Brock phoned at noon, and Beth spent the rest of the afternoon feeling as though she were two women. One felt a welcome glow of warm anticipation. But the other was afraid. There could be little time left. Somehow it would have been easier if Crees had named a definite deadline. He had merely said that time was short. The woman who was afraid had begun to listen for the phone, for a stranger’s knock at the door.
The afternoon was endless and breathlessly hot. The air was thick, and thunder rumbled in the distance. The tension of a coming storm turned Marian bleak and surly. It was very much like those nearly forgotten afternoons of childhood when they were both being punished by being made to stay indoors. She remembered that always, even when Marian had brought down the punishment on their heads, she had contrived to make Beth feel it was all her fault.
Brock picked her up at seven. She borrowed Marian’s raincoat because the storm was closer, lighting the horizon at somber intervals.

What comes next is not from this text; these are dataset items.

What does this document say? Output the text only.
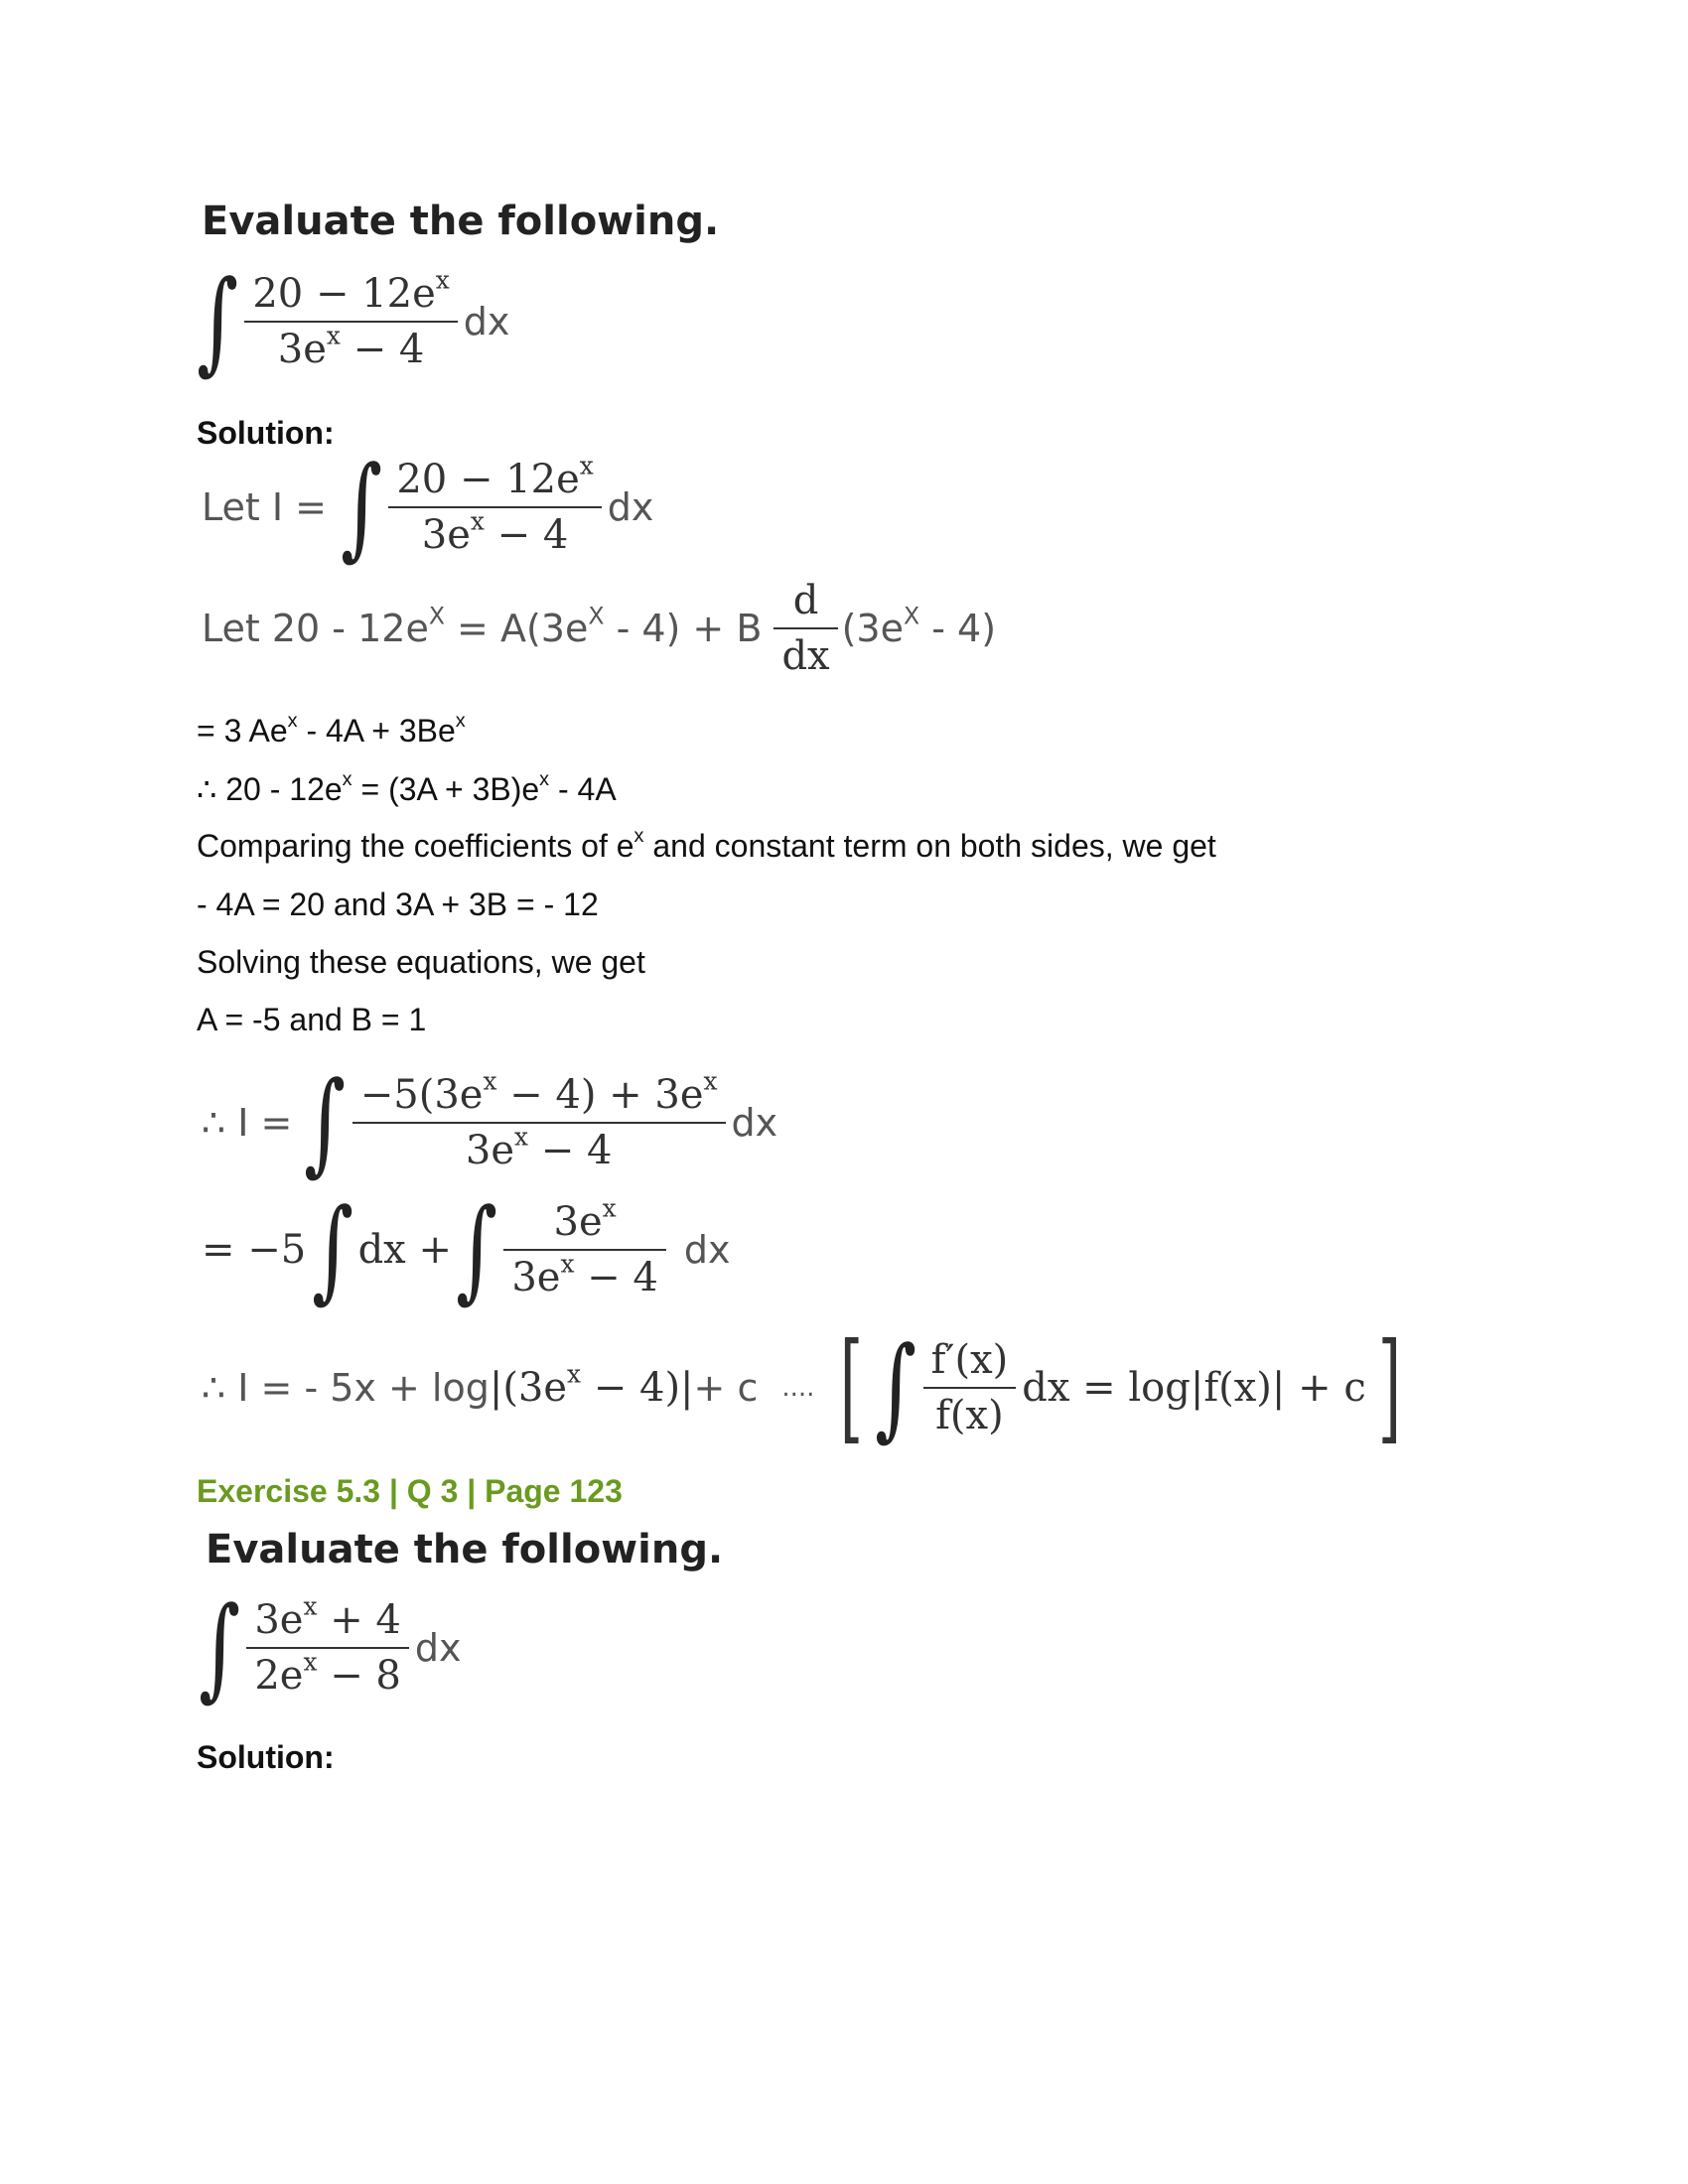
Evaluate the following.
∫ $\frac{20 - 12e^x}{3e^x - 4}$ dx
Solution:
Let I = ∫ $\frac{20 - 12e^x}{3e^x - 4}$ dx
Let $20 - 12e^X = A(3e^X - 4) + B \frac{d}{dx} (3e^X - 4)$
= 3 $Ae^x - 4A + 3Be^x$
∴ $20 - 12e^x = (3A + 3B)e^x - 4A$
Comparing the coefficients of $e^x$ and constant term on both sides, we get
- 4A = 20 and 3A + 3B = - 12
Solving these equations, we get
A = -5 and B = 1
∴ I = ∫ $\frac{-5(3e^x - 4) + 3e^x}{3e^x - 4}$ dx
= −5 ∫ dx + ∫ $\frac{3e^x}{3e^x - 4}$ dx
∴ I = - $5x + \log |(3e^x - 4)| + c$ .... [ ∫ $\frac{f'(x)}{f(x)}$ dx = log|f(x)| + c ]
Exercise 5.3 | Q 3 | Page 123
Evaluate the following.
∫ $\frac{3e^x + 4}{2e^x - 8}$ dx
Solution:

As soon as she was with Brock some of the fear went away. He told her of what he had learned. Roger seemed far away, sad, pathetic.
At dinner, he cautioned her to speak softly. She said, “Lorrio! I’ve seen his picture in the papers, Brock. He’s wealthy, isn’t he? Why would he—”

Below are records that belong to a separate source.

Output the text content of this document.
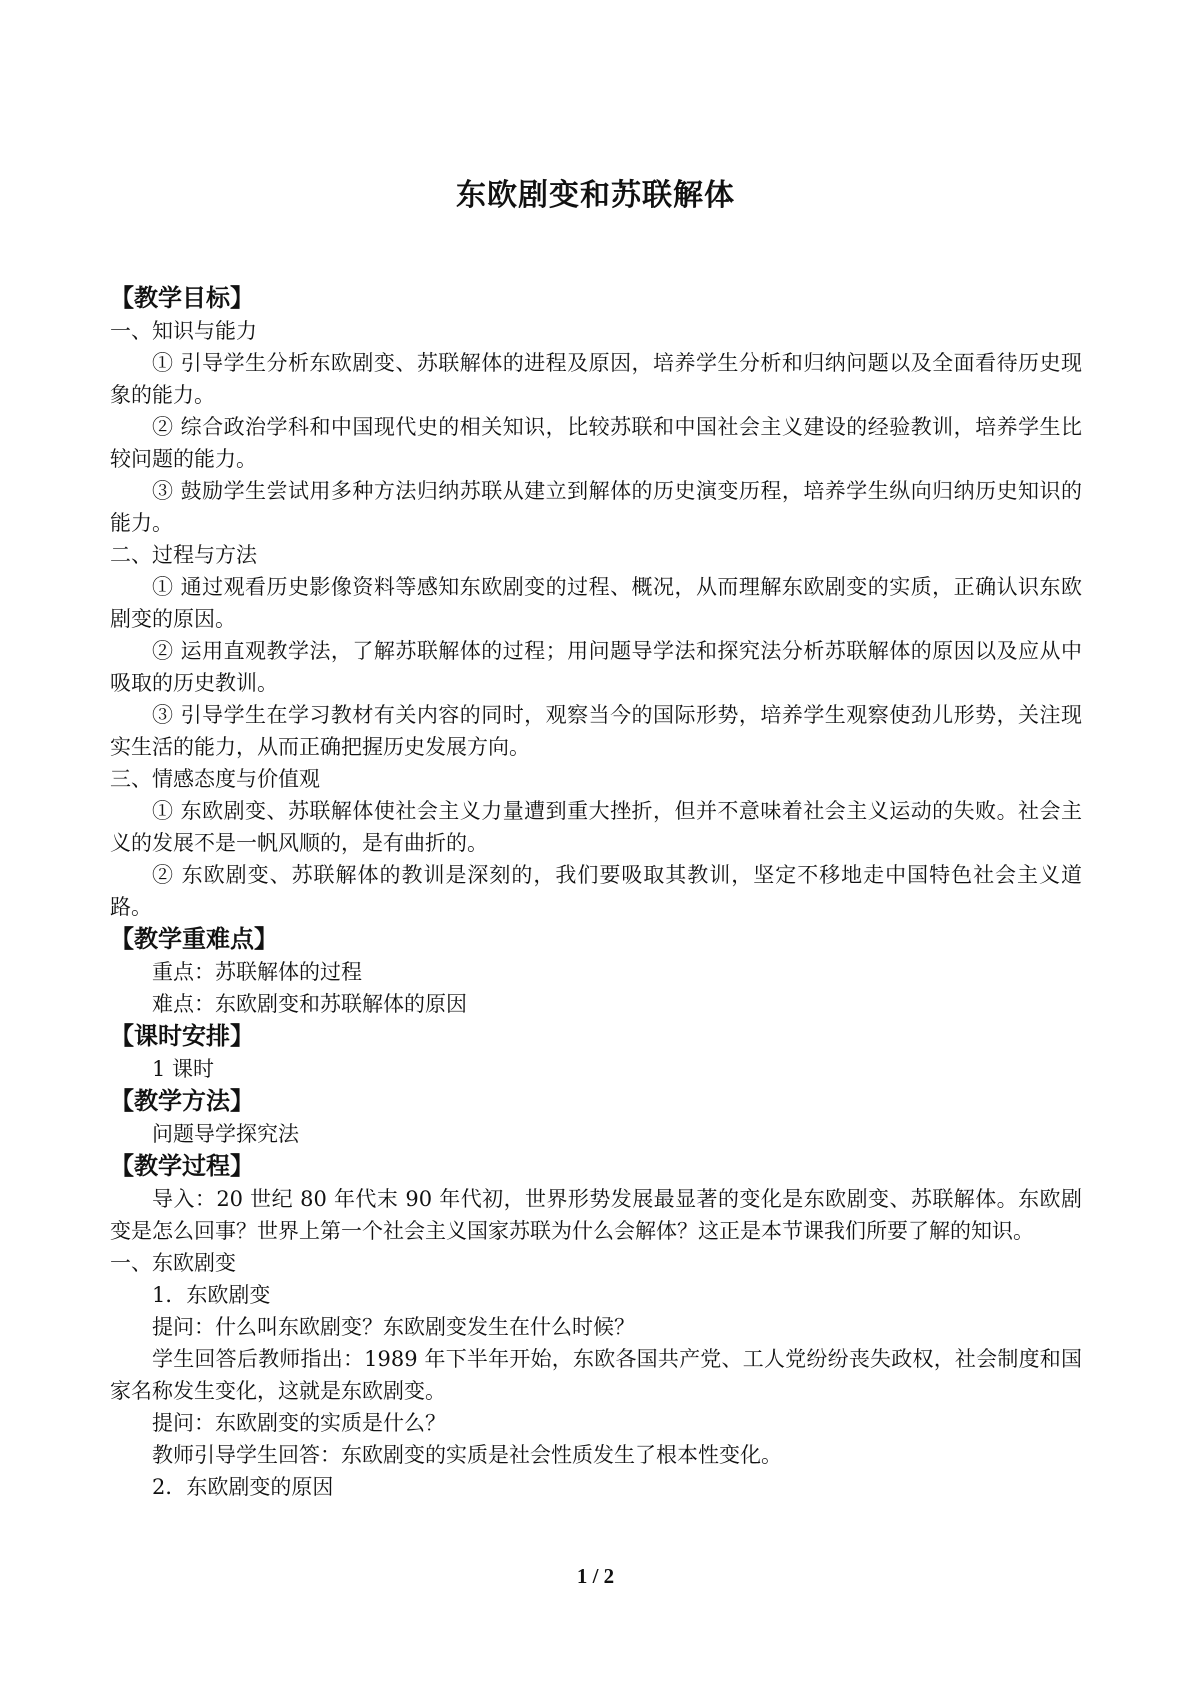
东欧剧变和苏联解体
【教学目标】
一、知识与能力
① 引导学生分析东欧剧变、苏联解体的进程及原因，培养学生分析和归纳问题以及全面看待历史现象的能力。
② 综合政治学科和中国现代史的相关知识，比较苏联和中国社会主义建设的经验教训，培养学生比较问题的能力。
③ 鼓励学生尝试用多种方法归纳苏联从建立到解体的历史演变历程，培养学生纵向归纳历史知识的能力。
二、过程与方法
① 通过观看历史影像资料等感知东欧剧变的过程、概况，从而理解东欧剧变的实质，正确认识东欧剧变的原因。
② 运用直观教学法，了解苏联解体的过程；用问题导学法和探究法分析苏联解体的原因以及应从中吸取的历史教训。
③ 引导学生在学习教材有关内容的同时，观察当今的国际形势，培养学生观察使劲儿形势，关注现实生活的能力，从而正确把握历史发展方向。
三、情感态度与价值观
① 东欧剧变、苏联解体使社会主义力量遭到重大挫折，但并不意味着社会主义运动的失败。社会主义的发展不是一帆风顺的，是有曲折的。
② 东欧剧变、苏联解体的教训是深刻的，我们要吸取其教训，坚定不移地走中国特色社会主义道路。
【教学重难点】
重点：苏联解体的过程
难点：东欧剧变和苏联解体的原因
【课时安排】
1 课时
【教学方法】
问题导学探究法
【教学过程】
导入：20 世纪 80 年代末 90 年代初，世界形势发展最显著的变化是东欧剧变、苏联解体。东欧剧变是怎么回事？世界上第一个社会主义国家苏联为什么会解体？这正是本节课我们所要了解的知识。
一、东欧剧变
1．东欧剧变
提问：什么叫东欧剧变？东欧剧变发生在什么时候？
学生回答后教师指出：1989 年下半年开始，东欧各国共产党、工人党纷纷丧失政权，社会制度和国家名称发生变化，这就是东欧剧变。
提问：东欧剧变的实质是什么？
教师引导学生回答：东欧剧变的实质是社会性质发生了根本性变化。
2．东欧剧变的原因
1 / 2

Brock’s mouth had a bitter look. “I think that to call it greed is an oversimplification. It’s more twisted than that. I know a little about him. He was an underprivileged kid. He wormed his way to the top. Lies and deceit and violence. Maybe he couldn’t stop outsmarting society. He had to keep doing it, to make himself feel like a big strong man.”
“He has so much to lose.”
“That makes it a gamble. And if you don’t put stakes on the table, you aren’t gambling. Of course, there is another answer, too. Maybe in the past he put himself in the bag with the syndicate. So he has to follow orders or be turned in for something he did long ago. Leave us stop thinking about Lorrio before it ruins my dinner. How about you? Better topic? Tonight we’re going to see if we can make you remember the accident.”
“Brock, I... I can’t...”
“We’ll see. It might not be pleasant. But I want you to do this for me. We’re going to go back and start where you started that night, start where your memory stops.”
“Don’t you think I’ve tried to remember? If you want to lift something, or move something, you have a place to put your hands, and you know how to use your strength. But remembering isn’t like that. I don’t know which way to push, or how to lift.”